Hospitals Forced To Pay For Lack Of Public Safety Net

December 25, 2005
By J. Kevin Kinsella

Behind the health care system we all know - the busy emergency rooms and harried physicians and nurses - there exists the unofficial terrain of medicine.

This is where undocumented aliens are cared for - people who are in this country illegally and who become sick or are injured.

The public knows little about this secret health care system. Often, state or elected officials do not want to know about it.

Connecticut has always struggled with how to provide health care to immigrants. Those who come here via official channels are eligible for Medicare or Medicaid if they can't afford to purchase insurance through their workplace. Those who enter the country illegally, however, join the 250,000 uninsured in the state. Their choices regarding where they can receive health care are limited. The lucky few find free care with altruistic physicians and dentists. Most seek care at hospital emergency rooms, hospital clinics or community health centers.

The best estimates are that Connecticut has 40,000 illegal immigrants, most of whom live in urban centers. Every day, people from Bosnia, Albania, Sudan and other countries seek medical attention at the city's emergency rooms.

If they come for such life-threatening situations as major injuries or gunshot wounds, the federal government (via the state Department of Social Services) makes a one-time payment to the hospital. That payment is capped at a fixed number, which in the case of Hartford Hospital is $6,245, regardless of the actual cost of care. If they come for non-life-threatening events (an upper respiratory infection, say, or elective surgery), there is no payment at all.

If these patients need to be admitted to the hospital, the situation gets worse.

Two recent cases at Hartford Hospital are worth mentioning. The first was a woman from Taiwan who was admitted to the hospital with severe neurological injuries following a motor vehicle accident. After a course of treatment was completed, she remained in the hospital for six months because, without the ability to pay, no nursing home would accept her.

Hospitals, by contrast, cannot refuse to admit indigent patients and must continue to provide for them until suitable follow-up care can be found. Calls to the Immigration and Naturalization Service for assistance received no response. Finally, the hospital was able to place the patient in a facility in Taiwan, and then paid for air transport with a nurse.

The second case was a man from Guatemala who was admitted after being shot, with injuries that caused paralysis. His length of stay was more than six months.
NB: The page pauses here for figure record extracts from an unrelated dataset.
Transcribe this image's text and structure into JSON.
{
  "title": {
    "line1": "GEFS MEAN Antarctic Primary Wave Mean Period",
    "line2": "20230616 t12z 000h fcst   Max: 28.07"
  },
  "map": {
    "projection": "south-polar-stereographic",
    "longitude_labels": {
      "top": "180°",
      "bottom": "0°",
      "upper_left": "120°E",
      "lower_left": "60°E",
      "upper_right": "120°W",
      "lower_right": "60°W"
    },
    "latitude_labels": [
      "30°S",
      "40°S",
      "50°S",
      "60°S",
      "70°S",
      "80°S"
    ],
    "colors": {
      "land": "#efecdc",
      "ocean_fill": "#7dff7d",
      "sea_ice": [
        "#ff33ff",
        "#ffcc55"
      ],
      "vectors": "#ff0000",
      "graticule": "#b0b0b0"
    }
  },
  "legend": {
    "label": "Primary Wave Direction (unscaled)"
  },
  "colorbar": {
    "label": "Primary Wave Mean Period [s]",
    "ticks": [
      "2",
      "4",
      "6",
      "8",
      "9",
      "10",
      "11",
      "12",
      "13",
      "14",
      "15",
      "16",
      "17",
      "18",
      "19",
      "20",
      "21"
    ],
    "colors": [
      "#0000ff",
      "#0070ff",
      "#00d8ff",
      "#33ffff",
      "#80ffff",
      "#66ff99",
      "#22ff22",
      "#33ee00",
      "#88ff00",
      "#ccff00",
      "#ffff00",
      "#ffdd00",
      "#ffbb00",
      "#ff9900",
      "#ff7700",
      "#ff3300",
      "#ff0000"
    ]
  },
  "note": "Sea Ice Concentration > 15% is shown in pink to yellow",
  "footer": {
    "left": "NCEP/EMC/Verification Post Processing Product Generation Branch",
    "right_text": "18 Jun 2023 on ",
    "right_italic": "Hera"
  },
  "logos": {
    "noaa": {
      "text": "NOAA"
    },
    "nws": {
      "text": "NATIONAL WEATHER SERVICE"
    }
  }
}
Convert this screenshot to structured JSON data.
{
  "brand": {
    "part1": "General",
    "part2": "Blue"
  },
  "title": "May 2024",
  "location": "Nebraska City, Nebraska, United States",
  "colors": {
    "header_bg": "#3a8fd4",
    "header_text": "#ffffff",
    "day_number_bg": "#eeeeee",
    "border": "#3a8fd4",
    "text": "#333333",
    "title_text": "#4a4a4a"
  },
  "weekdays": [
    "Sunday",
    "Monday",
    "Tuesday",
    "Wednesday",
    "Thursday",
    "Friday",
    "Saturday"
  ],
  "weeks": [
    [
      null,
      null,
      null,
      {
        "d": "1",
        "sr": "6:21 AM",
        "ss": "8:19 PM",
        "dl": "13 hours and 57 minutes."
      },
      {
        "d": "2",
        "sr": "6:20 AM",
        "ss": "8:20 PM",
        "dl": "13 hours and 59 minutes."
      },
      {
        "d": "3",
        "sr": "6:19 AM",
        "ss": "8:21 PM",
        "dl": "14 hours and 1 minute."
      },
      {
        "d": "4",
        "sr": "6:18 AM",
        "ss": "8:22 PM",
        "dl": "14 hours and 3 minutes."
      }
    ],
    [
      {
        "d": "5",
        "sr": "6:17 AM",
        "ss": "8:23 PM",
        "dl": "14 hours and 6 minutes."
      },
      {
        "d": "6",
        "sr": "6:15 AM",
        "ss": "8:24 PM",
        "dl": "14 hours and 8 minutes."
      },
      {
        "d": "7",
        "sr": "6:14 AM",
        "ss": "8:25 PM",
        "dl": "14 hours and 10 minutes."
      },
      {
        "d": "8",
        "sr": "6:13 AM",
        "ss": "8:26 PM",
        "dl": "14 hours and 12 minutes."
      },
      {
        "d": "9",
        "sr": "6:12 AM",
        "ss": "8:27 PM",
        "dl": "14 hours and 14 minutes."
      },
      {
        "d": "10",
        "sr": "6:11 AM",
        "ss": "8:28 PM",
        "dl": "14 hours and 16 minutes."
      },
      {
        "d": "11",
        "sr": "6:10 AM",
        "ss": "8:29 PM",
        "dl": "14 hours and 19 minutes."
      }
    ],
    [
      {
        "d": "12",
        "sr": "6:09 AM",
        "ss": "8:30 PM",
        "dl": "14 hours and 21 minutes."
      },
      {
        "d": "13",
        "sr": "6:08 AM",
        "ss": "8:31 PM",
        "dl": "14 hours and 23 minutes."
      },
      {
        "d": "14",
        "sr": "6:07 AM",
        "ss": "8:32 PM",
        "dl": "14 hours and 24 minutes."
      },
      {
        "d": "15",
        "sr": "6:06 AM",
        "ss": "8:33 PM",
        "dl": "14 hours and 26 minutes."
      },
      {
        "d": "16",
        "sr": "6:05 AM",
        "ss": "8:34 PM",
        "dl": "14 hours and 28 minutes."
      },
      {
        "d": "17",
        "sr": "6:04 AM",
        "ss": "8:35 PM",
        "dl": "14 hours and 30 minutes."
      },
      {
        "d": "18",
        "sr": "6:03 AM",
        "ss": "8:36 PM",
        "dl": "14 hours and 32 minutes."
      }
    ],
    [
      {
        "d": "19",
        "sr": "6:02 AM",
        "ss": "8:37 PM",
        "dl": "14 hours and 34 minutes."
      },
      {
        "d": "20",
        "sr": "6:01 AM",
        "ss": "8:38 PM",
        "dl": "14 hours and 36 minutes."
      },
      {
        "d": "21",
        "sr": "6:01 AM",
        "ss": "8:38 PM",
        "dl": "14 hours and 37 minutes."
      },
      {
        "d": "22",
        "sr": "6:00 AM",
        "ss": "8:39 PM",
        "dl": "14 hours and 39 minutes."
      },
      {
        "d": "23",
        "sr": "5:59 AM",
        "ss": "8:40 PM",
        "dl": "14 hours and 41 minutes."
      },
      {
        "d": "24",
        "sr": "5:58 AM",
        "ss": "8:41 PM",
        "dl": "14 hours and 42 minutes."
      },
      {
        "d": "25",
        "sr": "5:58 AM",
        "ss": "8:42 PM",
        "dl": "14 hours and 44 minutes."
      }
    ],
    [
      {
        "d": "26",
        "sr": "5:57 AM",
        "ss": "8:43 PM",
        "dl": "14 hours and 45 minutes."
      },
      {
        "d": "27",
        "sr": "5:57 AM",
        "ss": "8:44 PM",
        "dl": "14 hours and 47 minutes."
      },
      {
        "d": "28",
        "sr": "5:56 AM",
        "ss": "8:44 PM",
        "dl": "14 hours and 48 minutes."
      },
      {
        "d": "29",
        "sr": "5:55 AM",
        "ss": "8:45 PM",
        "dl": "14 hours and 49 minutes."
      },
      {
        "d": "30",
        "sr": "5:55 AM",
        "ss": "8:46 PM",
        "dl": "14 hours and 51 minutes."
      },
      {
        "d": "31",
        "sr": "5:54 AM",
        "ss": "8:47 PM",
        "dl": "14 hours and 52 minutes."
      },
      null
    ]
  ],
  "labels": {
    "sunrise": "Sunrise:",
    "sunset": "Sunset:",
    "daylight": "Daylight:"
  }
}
The man had no family, and no nursing home in Connecticut would accept him. Finally, Hartford Hospital arranged and paid for air transport to return the man to his native Central America, along with a medical resident as escort.

These two cases came to a total of more than $1 million, for which the reimbursement was $6,245. More important, these unnecessarily long hospital stays consumed bed days that could have been used by people in need of acute care. Stories such as these are not unusual - for most hospitals in the state, they are encountered on a daily basis.

The hospital has only has two ways to recoup these funds. One way is to raise the rates it charges commercial insurers on the theory that those who can afford to pay can subsidize those who can't. Generally, however, commercial insurers do not believe it is their responsibility to pay for this care. Or hospitals can ask the public to contribute.

Most people believe it's the state and/or federal government's responsibility to pay for these situations. Although it may be distasteful to some to use taxpayers' dollars for health care for undocumented aliens, it is even more distasteful to allow this problem to be borne entirely by the state's already overburdened hospitals.

In sections of the country - notably, the Southwest - this conveniently invisible problem has caused some hospitals to close. Leadership at the state and federal levels is needed to shine a light on this secret system.

J. Kevin Kinsella is vice president of Hartford Hospital.